DSAC exists in accordance with Oregon State law, and according to ORS 459.325, must review regional disposal sites and provide a forum for citizen comments, questions and concerns about the Coffin Butte Landfill in Corvallis.

The state of the landfill was brought into question following an inspection by the Environmental Protection Agency in July 2022, wherein inspectors found 61 areas with an overabundance of methane gas. Daniel Heins, environmental scientist for the EPA, ran out of marking flags while conducting the survey.

The changes to the bylaws discussed in the meeting were made amidst concerns from Corvallis residents regarding the Coffin Butte landfill’s impact on the community, which DSAC oversees. 

After the committee’s months-long suspension starting in January, Benton County commissioners passed revisions to DSAC bylaws by a vote of one against and two in favor. 

The suspension came after claims that the committee “created an unsafe workplace for the public, volunteers and staff; committee members have dangerously misled the public; and the committee has ineffectively wasted public resources,” said Darren Nichols, community development director for Benton County.

As for the current state of the committee, “The disposal site advisory committee may resume meeting upon direction from the (Benton County) Board of Commissioners and once the board appoints a quorum of members to the committee. The board has asked to review a set of revised draft bylaws that address safety concerns and efficient operations. Once the board is satisfied that adequate measures are in place, the board will provide additional guidance and direction to the committee, its members and staff,” Nichols said.

The revised draft bylaws were made to address the committee’s 2023 decline in civility, Nichols added, including an October 2023 threat of violence to county staff and DSAC’s failure to produce mandatory annual reports to the State of Oregon Department of Environmental Quality in 2021 and 2022.

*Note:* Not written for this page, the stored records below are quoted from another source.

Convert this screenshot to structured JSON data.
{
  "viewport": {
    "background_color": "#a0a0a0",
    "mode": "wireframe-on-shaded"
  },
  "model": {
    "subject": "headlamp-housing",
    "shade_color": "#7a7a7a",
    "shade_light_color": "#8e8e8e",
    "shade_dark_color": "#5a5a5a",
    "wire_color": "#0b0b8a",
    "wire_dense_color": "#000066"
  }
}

Commissioner Nancy Wyse, who voted against the revised bylaws, said the decision felt “too rushed,” while Commissioners Pat Malone and Xanthippe Augerot both voted in favor.

The effectiveness of DSAC has been called into question in recent months following failures to produce mandatory annual reports to the State of Oregon Department of Environmental Quality in 2021 and 2022.

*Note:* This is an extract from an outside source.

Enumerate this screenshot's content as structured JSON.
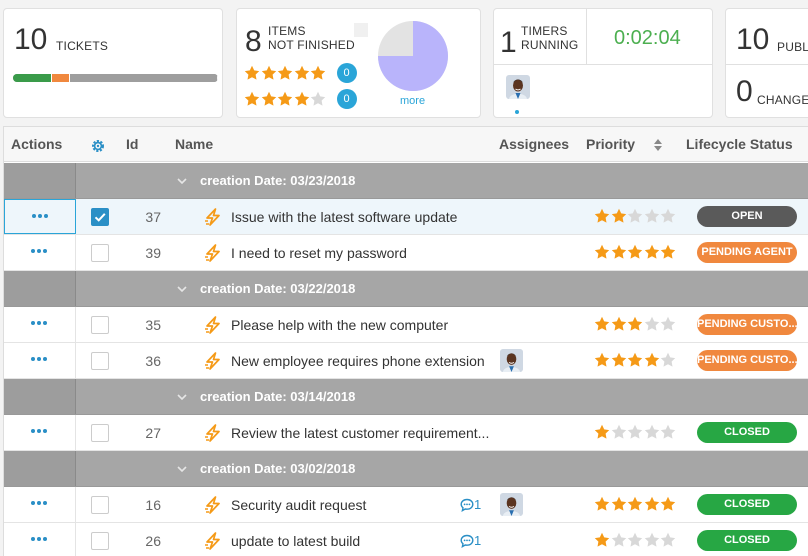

According to Ken Eklund, chair of DSAC, the changing bylaws are “entirely aimed at making the committee’s job to monitor the landfill harder to do and slower to happen.”

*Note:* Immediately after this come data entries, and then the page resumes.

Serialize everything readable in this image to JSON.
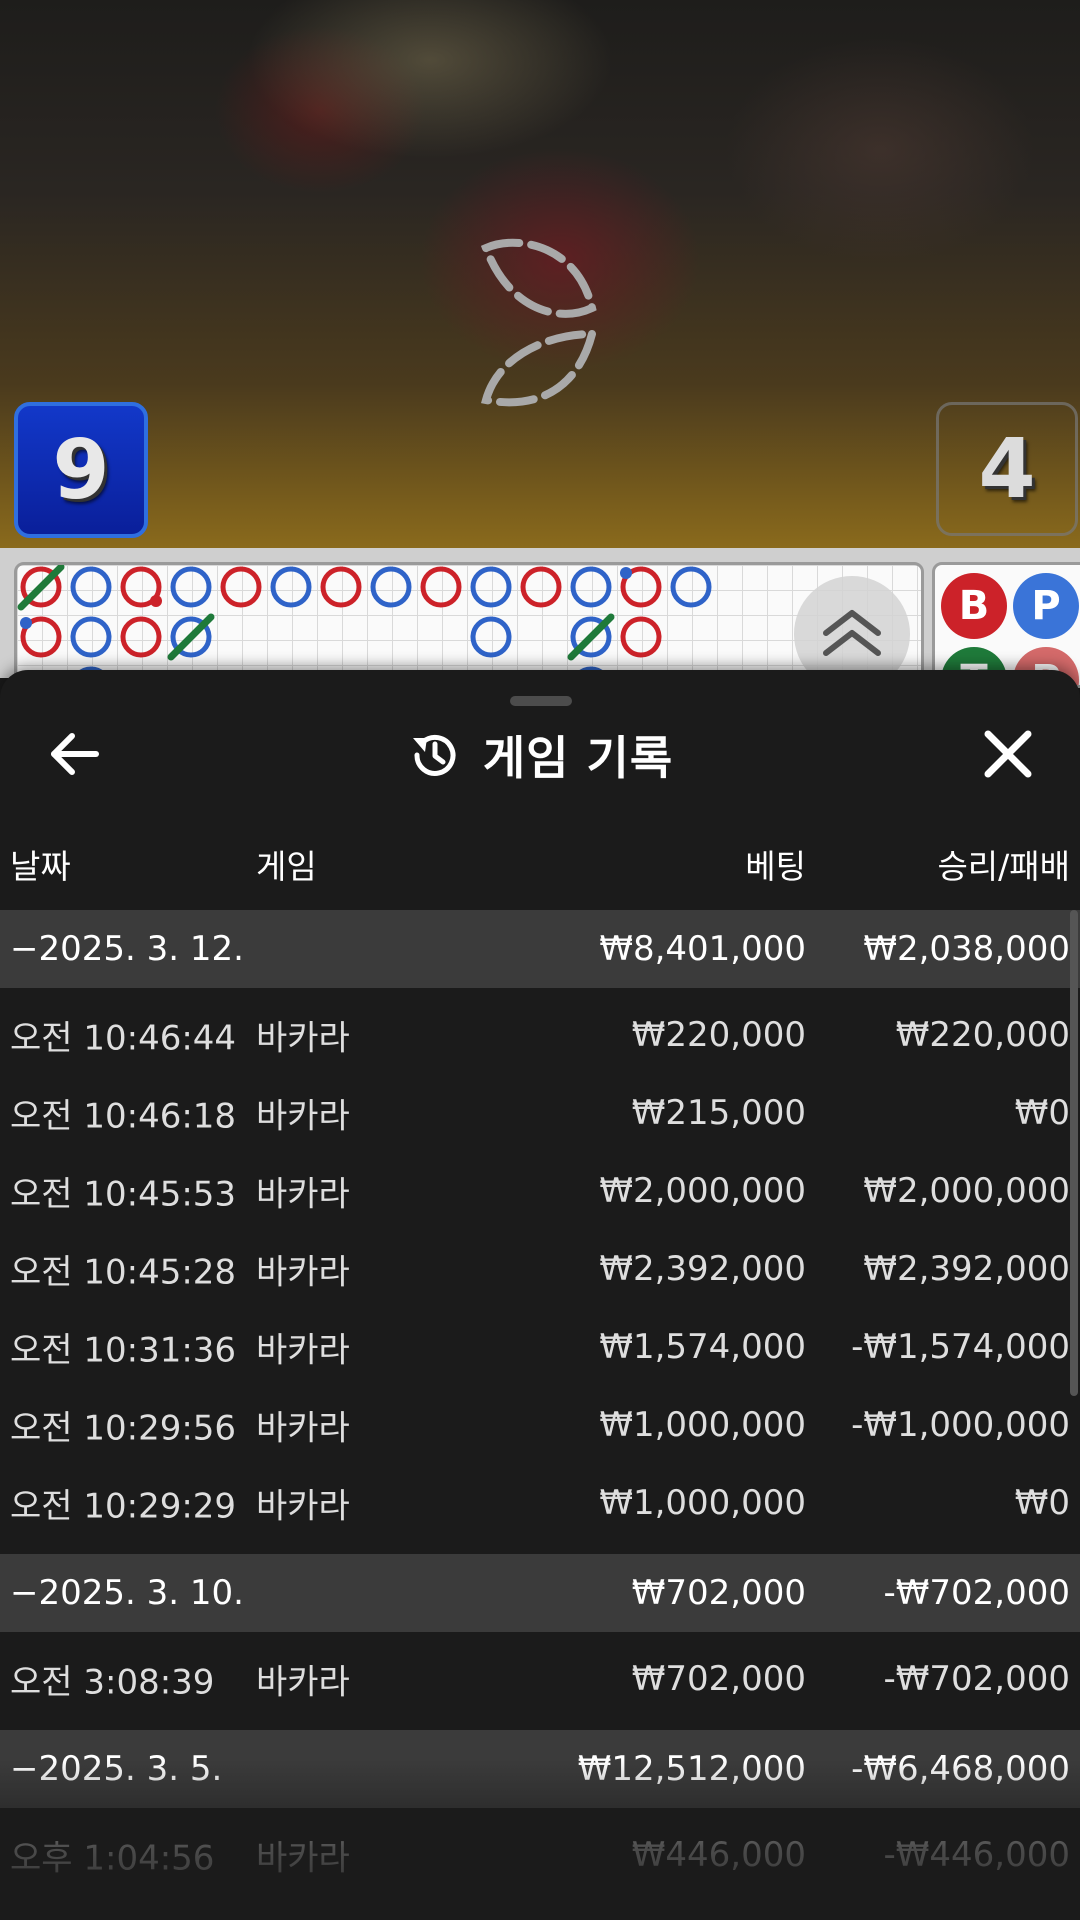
{
  "scores": {
    "player": "9",
    "banker": "4"
  },
  "colors": {
    "player": "#2f63c8",
    "banker": "#cc2229",
    "tie": "#1f7a3a"
  },
  "roadmap": {
    "cells": [
      {
        "col": 0,
        "row": 0,
        "c": "banker",
        "tie": true,
        "dotL": false,
        "dotR": false
      },
      {
        "col": 1,
        "row": 0,
        "c": "player",
        "tie": false,
        "dotL": false,
        "dotR": false
      },
      {
        "col": 2,
        "row": 0,
        "c": "banker",
        "tie": false,
        "dotL": false,
        "dotR": true
      },
      {
        "col": 3,
        "row": 0,
        "c": "player",
        "tie": false,
        "dotL": false,
        "dotR": false
      },
      {
        "col": 4,
        "row": 0,
        "c": "banker",
        "tie": false,
        "dotL": false,
        "dotR": false
      },
      {
        "col": 5,
        "row": 0,
        "c": "player",
        "tie": false,
        "dotL": false,
        "dotR": false
      },
      {
        "col": 6,
        "row": 0,
        "c": "banker",
        "tie": false,
        "dotL": false,
        "dotR": false
      },
      {
        "col": 7,
        "row": 0,
        "c": "player",
        "tie": false,
        "dotL": false,
        "dotR": false
      },
      {
        "col": 8,
        "row": 0,
        "c": "banker",
        "tie": false,
        "dotL": false,
        "dotR": false
      },
      {
        "col": 9,
        "row": 0,
        "c": "player",
        "tie": false,
        "dotL": false,
        "dotR": false
      },
      {
        "col": 10,
        "row": 0,
        "c": "banker",
        "tie": false,
        "dotL": false,
        "dotR": false
      },
      {
        "col": 11,
        "row": 0,
        "c": "player",
        "tie": false,
        "dotL": false,
        "dotR": false
      },
      {
        "col": 12,
        "row": 0,
        "c": "banker",
        "tie": false,
        "dotL": true,
        "dotR": false
      },
      {
        "col": 13,
        "row": 0,
        "c": "player",
        "tie": false,
        "dotL": false,
        "dotR": false
      },
      {
        "col": 0,
        "row": 1,
        "c": "banker",
        "tie": false,
        "dotL": true,
        "dotR": false
      },
      {
        "col": 1,
        "row": 1,
        "c": "player",
        "tie": false,
        "dotL": false,
        "dotR": false
      },
      {
        "col": 2,
        "row": 1,
        "c": "banker",
        "tie": false,
        "dotL": false,
        "dotR": false
      },
      {
        "col": 3,
        "row": 1,
        "c": "player",
        "tie": true,
        "dotL": false,
        "dotR": false
      },
      {
        "col": 9,
        "row": 1,
        "c": "player",
        "tie": false,
        "dotL": false,
        "dotR": false
      },
      {
        "col": 11,
        "row": 1,
        "c": "player",
        "tie": true,
        "dotL": false,
        "dotR": false
      },
      {
        "col": 12,
        "row": 1,
        "c": "banker",
        "tie": false,
        "dotL": false,
        "dotR": false
      },
      {
        "col": 1,
        "row": 2,
        "c": "player",
        "tie": false,
        "dotL": false,
        "dotR": false
      },
      {
        "col": 11,
        "row": 2,
        "c": "player",
        "tie": false,
        "dotL": false,
        "dotR": false
      }
    ]
  },
  "predictions": [
    {
      "label": "B",
      "color": "#cc2229"
    },
    {
      "label": "P",
      "color": "#3a74d8"
    },
    {
      "label": "T",
      "color": "#1f7a3a"
    },
    {
      "label": "P",
      "color": "#d46a6a"
    }
  ],
  "sheet": {
    "title": "게임 기록"
  },
  "columns": {
    "date": "날짜",
    "game": "게임",
    "bet": "베팅",
    "result": "승리/패배"
  },
  "rows": [
    {
      "type": "group",
      "date": "−2025. 3. 12.",
      "game": "",
      "bet": "₩8,401,000",
      "result": "₩2,038,000"
    },
    {
      "type": "item",
      "date": "오전 10:46:44",
      "game": "바카라",
      "bet": "₩220,000",
      "result": "₩220,000"
    },
    {
      "type": "item",
      "date": "오전 10:46:18",
      "game": "바카라",
      "bet": "₩215,000",
      "result": "₩0"
    },
    {
      "type": "item",
      "date": "오전 10:45:53",
      "game": "바카라",
      "bet": "₩2,000,000",
      "result": "₩2,000,000"
    },
    {
      "type": "item",
      "date": "오전 10:45:28",
      "game": "바카라",
      "bet": "₩2,392,000",
      "result": "₩2,392,000"
    },
    {
      "type": "item",
      "date": "오전 10:31:36",
      "game": "바카라",
      "bet": "₩1,574,000",
      "result": "-₩1,574,000"
    },
    {
      "type": "item",
      "date": "오전 10:29:56",
      "game": "바카라",
      "bet": "₩1,000,000",
      "result": "-₩1,000,000"
    },
    {
      "type": "item",
      "date": "오전 10:29:29",
      "game": "바카라",
      "bet": "₩1,000,000",
      "result": "₩0"
    },
    {
      "type": "group",
      "date": "−2025. 3. 10.",
      "game": "",
      "bet": "₩702,000",
      "result": "-₩702,000"
    },
    {
      "type": "item",
      "date": "오전 3:08:39",
      "game": "바카라",
      "bet": "₩702,000",
      "result": "-₩702,000"
    },
    {
      "type": "group",
      "date": "−2025. 3. 5.",
      "game": "",
      "bet": "₩12,512,000",
      "result": "-₩6,468,000"
    },
    {
      "type": "item",
      "date": "오후 1:04:56",
      "game": "바카라",
      "bet": "₩446,000",
      "result": "-₩446,000"
    }
  ]
}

Eklund added the reason for the committee’s lack of progress on annual reports to DEQ was due to a series of “stone walls” from Benton County officials, including a stretch of time in which the county forced DSAC to focus instead on Benton County Talks Trash, a county waste management work group. 

Susan Walenza, a concerned resident who wrote a letter to The Barometer, said “When the DSAC finally is reconvened with new bylaws created while the committee has been suspended, will we find that the county has engineered a legal means to dilute the voices of the community members who are well versed in the history, issues and science regarding the landfill and whose lives and children’s lives will be greatly impacted by their decisions?”